Suppose that the moment of inertia of an area is known about one line, and that the moment of inertia of the same area about some other line, parallel to the first line, is to be determined.

In Fig. 1 the known moment of inertia about the line \(x\) is \(I_{x}=\displaystyle \int y^{2}\, d A\) and the moment of inertia \(\displaystyle I_{x^{\prime}}=\int y^{\prime 2}\, d A\) is to be determined. The constant distance between the two parallel lines is \(a\). By definition: \[ \begin{aligned} I_{x^{\prime}}=\int y^{\prime 2}\, d A&=\int(y+a)^{2}\, d A\\ &=\int y^{2}\,d A+2 a \int y\,d A+a^{2} \int d A. \end{aligned} \] The first term \(\displaystyle \int y^{2}\, d A\) is \(I_{x}\), and the last term \(\displaystyle a^{2} \int d A\) is \(a^{2} A\). If we take the line \(x\) as passing through the centroid of the area, then the second term \(\displaystyle 2 a \int y\, dA=0\), and we have: \[ \bbox [5px,border:1px #f2f2f2;background-color:#f2f2f2]{I_{x^{\prime}}=I_{x_c}+a^{2} A,} \] where by the notation \(I_{x_c}\) we indicate that the \(x\)-axis passes through the centroid of the area. This expression, which is called the transfer theorem for moments of inertia, states that the moment of inertia of any area is equal to the sum of the moment of inertia of the area about a parallel centroidal axis and a term equal to the area multiplied by the square of the distance to the centroidal axis. It should be particularly noticed that the parallel axis must be a centroidal axis, otherwise the second term in the above analysis does not drop out, and the resulting expression has a more complex form.

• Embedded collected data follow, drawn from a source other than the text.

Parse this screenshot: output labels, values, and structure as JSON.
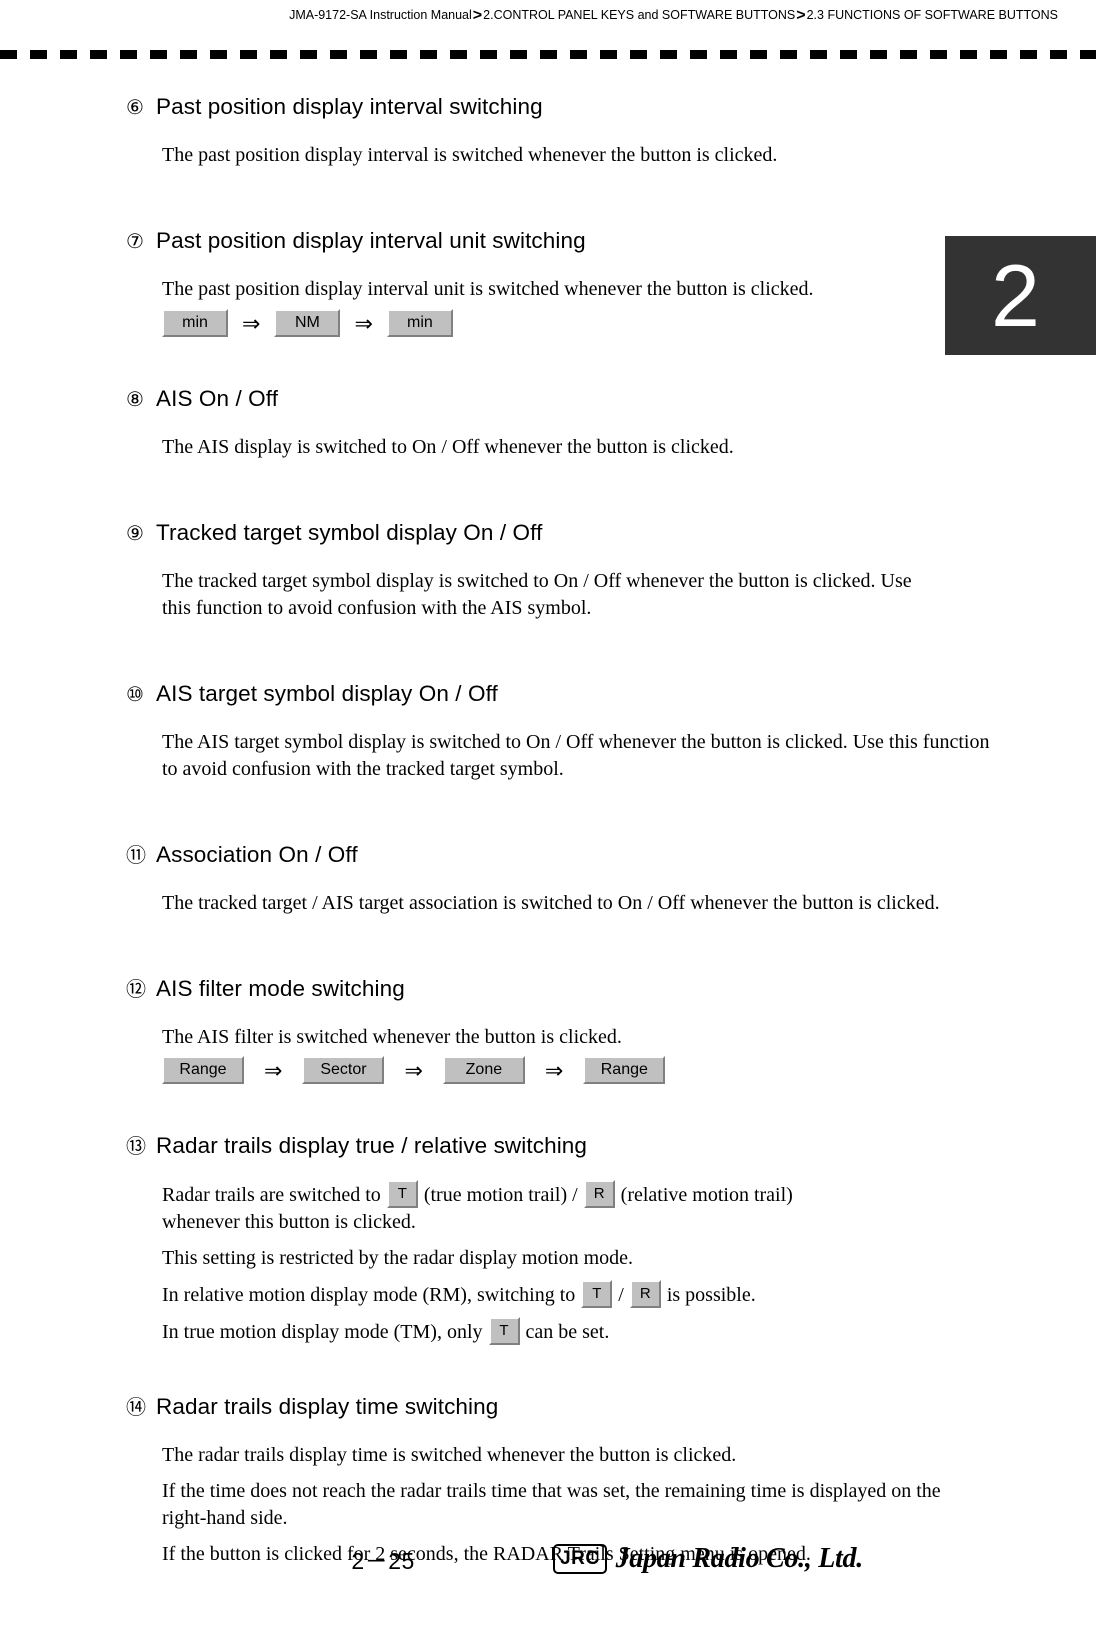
{
  "header": {
    "breadcrumb_parts": [
      "JMA-9172-SA Instruction Manual",
      "2.CONTROL PANEL KEYS and SOFTWARE BUTTONS",
      "2.3  FUNCTIONS OF SOFTWARE BUTTONS"
    ],
    "separator": ">"
  },
  "chapter_tab": {
    "number": "2"
  },
  "sections": [
    {
      "number": "⑥",
      "title": "Past position display interval switching",
      "paragraphs": [
        "The past position display interval is switched whenever the button is clicked."
      ]
    },
    {
      "number": "⑦",
      "title": "Past position display interval unit switching",
      "paragraphs": [
        "The past position display interval unit is switched whenever the button is clicked."
      ],
      "button_sequence": {
        "buttons": [
          "min",
          "NM",
          "min"
        ],
        "arrow": "⇒"
      }
    },
    {
      "number": "⑧",
      "title": "AIS On / Off",
      "paragraphs": [
        "The AIS display is switched to On / Off whenever the button is clicked."
      ]
    },
    {
      "number": "⑨",
      "title": "Tracked target symbol display On / Off",
      "paragraphs": [
        "The tracked target symbol display is switched to On / Off whenever the button is clicked. Use this function to avoid confusion with the AIS symbol."
      ]
    },
    {
      "number": "⑩",
      "title": "AIS target symbol display On / Off",
      "paragraphs": [
        "The AIS target symbol display is switched to On / Off whenever the button is clicked. Use this function to avoid confusion with the tracked target symbol."
      ]
    },
    {
      "number": "⑪",
      "title": "Association On / Off",
      "paragraphs": [
        "The tracked target / AIS target association is switched to On / Off whenever the button is clicked."
      ]
    },
    {
      "number": "⑫",
      "title": "AIS filter mode switching",
      "paragraphs": [
        "The AIS filter is switched whenever the button is clicked."
      ],
      "button_sequence": {
        "buttons": [
          "Range",
          "Sector",
          "Zone",
          "Range"
        ],
        "arrow": "⇒"
      }
    },
    {
      "number": "⑬",
      "title": "Radar trails display true / relative switching",
      "inline_lines": [
        {
          "parts": [
            {
              "type": "text",
              "value": "Radar trails are switched to"
            },
            {
              "type": "button",
              "value": "T"
            },
            {
              "type": "text",
              "value": "(true motion trail) /"
            },
            {
              "type": "button",
              "value": "R"
            },
            {
              "type": "text",
              "value": "(relative motion trail)"
            }
          ]
        },
        {
          "parts": [
            {
              "type": "text",
              "value": "whenever this button is clicked."
            }
          ]
        },
        {
          "parts": [
            {
              "type": "text",
              "value": "This setting is restricted by the radar display motion mode."
            }
          ]
        },
        {
          "parts": [
            {
              "type": "text",
              "value": "In relative motion display mode (RM), switching to"
            },
            {
              "type": "button",
              "value": "T"
            },
            {
              "type": "text",
              "value": "/"
            },
            {
              "type": "button",
              "value": "R"
            },
            {
              "type": "text",
              "value": "is possible."
            }
          ]
        },
        {
          "parts": [
            {
              "type": "text",
              "value": "In true motion display mode (TM), only"
            },
            {
              "type": "button",
              "value": "T"
            },
            {
              "type": "text",
              "value": "can be set."
            }
          ]
        }
      ]
    },
    {
      "number": "⑭",
      "title": "Radar trails display time switching",
      "paragraphs": [
        "The radar trails display time is switched whenever the button is clicked.",
        "If the time does not reach the radar trails time that was set, the remaining time is displayed on the right-hand side.",
        "If the button is clicked for 2 seconds, the RADAR Trails Setting menu is opened."
      ]
    }
  ],
  "footer": {
    "page_number": "2－25",
    "logo_mark": "JRC",
    "logo_text": "Japan Radio Co., Ltd."
  }
}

If the moment of inertia is known about some non-centroidal axis, and it is desired to find the moment of inertia about some other parallel non-centroidal axis, the parallel axis theorem must first be used to find the moment of inertia through the centroidal axis as an intermediate step in the problem.

Centroid locations and moments of inertia for a number of commonly encountered figures are given in Appendix.